Dokeroglu T., SEVİNÇ E.

COMPUTERS & INDUSTRIAL ENGINEERING, vol.130, pp.237-249, 2019 (SCI-Expanded) identifier identifier

  • Publication Type: Article / Article
  • Volume: 130
  • Publication Date: 2019
  • Doi Number: 10.1016/j.cie.2019.02.024
  • Journal Indexes: Science Citation Index Expanded (SCI-EXPANDED), Scopus
  • Page Numbers: pp.237-249
  • Keywords: Extreme learning machine, Data classification, Feature selection, Evolutionary computation, OPTIMIZATION, ALGORITHM, REGRESSION, FRAMEWORK
  • TED University Affiliated: No


This study proposes an Island Parallel Evolutionary Extreme Learning Machine algorithm (WE-ELM) for the well-known data classification problem. The ELM is a fast and efficient machine learning technique with its single hidden layer feed-forward neural network (SLFN). High prediction accuracy and learning speed of the ELM make it an elegant tool for the fitness calculation process of the evolutionary algorithms. The IPE-ELM algorithm combines the evolutionary genetic algorithms (for feature selection), ELM machine learning technique (for prediction accuracy calculation), parallel computation (for faster fitness evaluation), and parameter tuning (activation function selection and the number of hidden neurons) for the solution of this important problem.
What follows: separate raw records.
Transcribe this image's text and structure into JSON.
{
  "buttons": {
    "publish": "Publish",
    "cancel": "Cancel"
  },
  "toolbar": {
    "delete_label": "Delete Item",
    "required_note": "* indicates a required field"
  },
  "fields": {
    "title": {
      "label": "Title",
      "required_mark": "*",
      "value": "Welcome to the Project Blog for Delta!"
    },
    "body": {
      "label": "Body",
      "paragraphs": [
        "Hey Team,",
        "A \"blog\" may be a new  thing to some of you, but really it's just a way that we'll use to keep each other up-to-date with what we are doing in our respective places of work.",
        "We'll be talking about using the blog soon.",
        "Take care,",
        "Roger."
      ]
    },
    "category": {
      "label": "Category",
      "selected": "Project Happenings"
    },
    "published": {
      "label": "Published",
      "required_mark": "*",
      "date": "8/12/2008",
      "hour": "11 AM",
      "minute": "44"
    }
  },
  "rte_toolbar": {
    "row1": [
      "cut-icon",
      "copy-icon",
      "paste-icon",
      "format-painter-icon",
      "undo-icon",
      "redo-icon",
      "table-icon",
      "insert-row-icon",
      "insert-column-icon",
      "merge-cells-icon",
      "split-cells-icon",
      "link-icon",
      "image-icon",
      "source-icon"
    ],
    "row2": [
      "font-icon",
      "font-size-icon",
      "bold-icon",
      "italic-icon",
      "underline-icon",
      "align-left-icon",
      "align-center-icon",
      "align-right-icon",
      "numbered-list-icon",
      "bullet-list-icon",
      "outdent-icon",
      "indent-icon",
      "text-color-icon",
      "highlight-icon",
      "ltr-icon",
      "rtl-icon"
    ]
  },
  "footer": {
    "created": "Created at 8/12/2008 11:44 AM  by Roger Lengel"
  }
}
Each ELM that runs at a different processor selects one of four different activation functions (Sine, Cosine, Sigmoid and Hyperbolic Tangent) and uses a randomized number of hidden neurons to achieve higher prediction accuracy. The proposed algorithm provides high quality results with its (near)-linear scalability behavior. The IPE-ELM algorithm is compared with state-of-the-art data classification algorithms by using UCI benchmark datasets and significant improvements are reported in terms of prediction accuracy with reasonable execution times. The scalable IPE-ELM algorithm can be reported as the first island parallel evolutionary classification algorithm with its high prediction accuracy results that outperforms state-of-the-art algorithms in literature.